14 Dec 2020
EUR 56.10 million
In a valley on the outskirts of a beautiful residential area, a summer house is being renovated for year-around living. The renovation will make important contributions to the environment by decreasing both nutrient discharge into watercourses and emissions to the air.
Terhi and Leif Fredriksson were born and have lived all their lives in Helsinki. As they near retirement, the idea of moving to their summer house permanently is becoming a reality. The house is situated in Salo, a middle-sized city some 100 kilometres northwest of Helsinki.
"The house has a special place in my heart," says Terhi. "My grandparents bought the summer house in the early 1950s and I spent most of my summer holidays here in my childhood and youth".
In those days the surroundings were cultivated land, but over the years, as the city of Salo has grown, the area has been filled with one-family houses, lived in permanently.
"This is an idyllic place to live in," says Terhi and Leif Fredriksson. In summer, they will move permanently to their beloved house in Salo.
For Leif, the house and the surroundings are also very familiar. Since the 1980s, Terhi and Leif and their children have spent their summer holidays and many weekends from March to October at the house.
Wastewater is cleaned on site
Back in the 1950s, summer houses were built with neither running water nor indoor toilets. As Terhi and Leif are going to live in the Salo summer house permanently, they decided to enlarge the house and install modern conveniences.
In the 1950s summer houses were built without running water and indoor toilets. Nowadays the clean water comes from the municipal water utility, but the waste water will be treated on-site.
The clean water comes from the municipal water utility but wastewater is not yet connected to the municipal discharge treatment system and will not be for another ten years. Finnish legislation sets requirements for household wastewater treatment. According to the law, all households that are not connected to municipal wastewater treatment systems must, by 2014, clean their wastewater on site before it drains into the ground and watercourses.
That is why the Fredrikssons decided to install their own wastewater treatment equipment while renovating and enlarging their house. In their garden, a four-metre-deep hole was dug to place two discharge containers and handling cassettes for the wastewater treatment.
On-site wastewater treatment is an efficient way to decrease so-called diffuse emissions, which are emissions from large areas, or from several emission sources that are hard to identify. The discharge of nitrogen and phosphorous is considered to be one of the biggest reasons of the eutrophication of the Baltic Sea. In the Baltic Sea area, a significant part of the nitrogen and phosphorus discharge originates from untreated wastewater in rural residential areas and agriculture.
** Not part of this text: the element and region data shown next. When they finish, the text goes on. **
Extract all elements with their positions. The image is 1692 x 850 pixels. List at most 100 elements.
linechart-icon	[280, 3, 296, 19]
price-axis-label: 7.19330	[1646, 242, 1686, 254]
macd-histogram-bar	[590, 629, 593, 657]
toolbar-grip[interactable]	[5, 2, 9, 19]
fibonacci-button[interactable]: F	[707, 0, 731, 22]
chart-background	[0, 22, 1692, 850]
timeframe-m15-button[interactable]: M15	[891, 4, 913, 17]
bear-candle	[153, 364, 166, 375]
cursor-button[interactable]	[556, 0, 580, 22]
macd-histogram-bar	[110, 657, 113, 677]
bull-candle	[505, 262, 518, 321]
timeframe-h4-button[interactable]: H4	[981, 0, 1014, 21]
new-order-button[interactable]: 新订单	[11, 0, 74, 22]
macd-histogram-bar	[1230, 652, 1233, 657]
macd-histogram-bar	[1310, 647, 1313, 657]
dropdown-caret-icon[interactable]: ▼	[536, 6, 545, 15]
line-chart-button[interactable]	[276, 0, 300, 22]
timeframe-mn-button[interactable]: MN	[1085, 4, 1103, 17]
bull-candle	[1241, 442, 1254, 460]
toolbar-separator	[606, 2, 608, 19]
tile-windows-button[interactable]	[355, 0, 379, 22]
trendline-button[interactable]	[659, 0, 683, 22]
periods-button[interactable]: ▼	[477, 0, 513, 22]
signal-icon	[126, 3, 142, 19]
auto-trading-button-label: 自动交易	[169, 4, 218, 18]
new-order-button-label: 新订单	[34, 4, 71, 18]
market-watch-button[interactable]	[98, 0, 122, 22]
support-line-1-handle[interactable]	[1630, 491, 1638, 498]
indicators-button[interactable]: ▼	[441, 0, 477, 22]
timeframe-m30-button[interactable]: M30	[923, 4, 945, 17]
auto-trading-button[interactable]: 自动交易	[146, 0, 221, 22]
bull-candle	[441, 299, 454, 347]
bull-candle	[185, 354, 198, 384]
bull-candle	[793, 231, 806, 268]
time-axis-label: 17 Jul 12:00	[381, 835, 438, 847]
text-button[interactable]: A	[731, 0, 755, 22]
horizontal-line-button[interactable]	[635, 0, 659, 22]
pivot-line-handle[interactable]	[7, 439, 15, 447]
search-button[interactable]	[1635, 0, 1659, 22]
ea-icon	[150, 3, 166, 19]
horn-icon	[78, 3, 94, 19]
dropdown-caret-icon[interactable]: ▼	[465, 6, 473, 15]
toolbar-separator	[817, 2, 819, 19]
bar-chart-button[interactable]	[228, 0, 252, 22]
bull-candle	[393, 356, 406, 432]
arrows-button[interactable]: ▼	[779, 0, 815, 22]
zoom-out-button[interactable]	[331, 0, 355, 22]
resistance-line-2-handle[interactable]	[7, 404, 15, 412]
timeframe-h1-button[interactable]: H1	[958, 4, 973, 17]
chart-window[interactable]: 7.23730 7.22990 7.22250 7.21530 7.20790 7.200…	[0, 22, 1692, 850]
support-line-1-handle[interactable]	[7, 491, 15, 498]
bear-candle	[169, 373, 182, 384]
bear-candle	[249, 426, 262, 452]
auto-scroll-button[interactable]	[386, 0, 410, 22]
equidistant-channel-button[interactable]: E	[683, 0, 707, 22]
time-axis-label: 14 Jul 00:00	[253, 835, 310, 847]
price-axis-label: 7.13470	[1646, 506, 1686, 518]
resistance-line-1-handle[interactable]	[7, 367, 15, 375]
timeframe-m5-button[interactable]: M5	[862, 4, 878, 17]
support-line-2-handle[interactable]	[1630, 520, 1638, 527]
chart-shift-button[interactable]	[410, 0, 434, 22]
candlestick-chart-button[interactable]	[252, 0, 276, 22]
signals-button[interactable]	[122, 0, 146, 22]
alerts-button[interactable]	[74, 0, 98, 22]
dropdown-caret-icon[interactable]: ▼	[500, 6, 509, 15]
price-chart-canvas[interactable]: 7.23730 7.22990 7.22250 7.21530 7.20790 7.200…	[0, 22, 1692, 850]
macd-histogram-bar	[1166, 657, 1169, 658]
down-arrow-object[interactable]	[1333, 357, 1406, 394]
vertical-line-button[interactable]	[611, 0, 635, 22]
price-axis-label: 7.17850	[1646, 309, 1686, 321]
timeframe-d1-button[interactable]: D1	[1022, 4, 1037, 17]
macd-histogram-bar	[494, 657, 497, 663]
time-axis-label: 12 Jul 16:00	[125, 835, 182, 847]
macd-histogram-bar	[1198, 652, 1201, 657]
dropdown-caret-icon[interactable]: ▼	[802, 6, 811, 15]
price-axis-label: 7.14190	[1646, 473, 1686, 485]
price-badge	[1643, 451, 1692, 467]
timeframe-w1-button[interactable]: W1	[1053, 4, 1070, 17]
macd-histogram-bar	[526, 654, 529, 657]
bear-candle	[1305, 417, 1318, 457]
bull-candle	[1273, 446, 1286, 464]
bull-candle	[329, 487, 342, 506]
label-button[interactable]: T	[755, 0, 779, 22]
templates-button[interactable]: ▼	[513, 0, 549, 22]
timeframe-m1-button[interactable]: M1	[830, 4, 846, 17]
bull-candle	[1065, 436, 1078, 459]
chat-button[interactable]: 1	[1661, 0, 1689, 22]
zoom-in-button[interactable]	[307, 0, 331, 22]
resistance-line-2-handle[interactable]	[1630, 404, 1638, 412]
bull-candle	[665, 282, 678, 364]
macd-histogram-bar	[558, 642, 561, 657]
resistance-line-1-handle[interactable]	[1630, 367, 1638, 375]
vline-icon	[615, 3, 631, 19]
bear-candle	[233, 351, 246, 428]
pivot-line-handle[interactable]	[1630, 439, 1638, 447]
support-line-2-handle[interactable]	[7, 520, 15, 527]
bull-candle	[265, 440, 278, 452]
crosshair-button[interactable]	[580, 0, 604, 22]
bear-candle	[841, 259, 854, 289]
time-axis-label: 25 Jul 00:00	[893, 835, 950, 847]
House insulation will be improved
"When the work on the enlargement of the house began, the builder suggested that we install modern insulation laminates around the whole house at the same time" says Leif.
Better insulation improves energy efficiency and thus offers significant environmental benefits, because of decreased emissions to the air.
"Even though this of course increased the costs, we agreed with the builder-efficient insulation decreases energy use and is smart from an environmental point of view," he adds.
The Fredrikssons decided to install new insulation laminates to maximise energy efficieny.
NIB loan provides the funds
When Terhi and Leif were discussing applying for a loan from Aktia Bank, their bank manager suggested that the wastewater treatment and the house insulation could be financed with an environmental loan.
The environmental loan is the result of cooperation with NIB, which in May 2008 granted intermediary loans of EUR 30 million respectively to two Finnish banks—Aktia Bank and Sampo Bank. NIB's loans are being onlent in smaller tranches by the intermediary banks. Terhi and Leif Fredriksson's environmental loan from Aktia is a good example of how NIB can contribute to small-scale environmental investments that decrease diffuse emissions.
Terhi and Leif's year-long house renovation project will be finalised in the beginning of the summer. The deep hole is filled and the apple trees that have been growing in the garden for decades will have the peace to grow and provide the Fredrikssons with apples in the autumn.
After years of driving back and forth between Helsinki and Salo, Terhi and Leif can also be proud of another environment-friendly fact: less driving means lower emissions.
"It turned out to be ecological thinking from start to finish," Leif says with a smile on his face.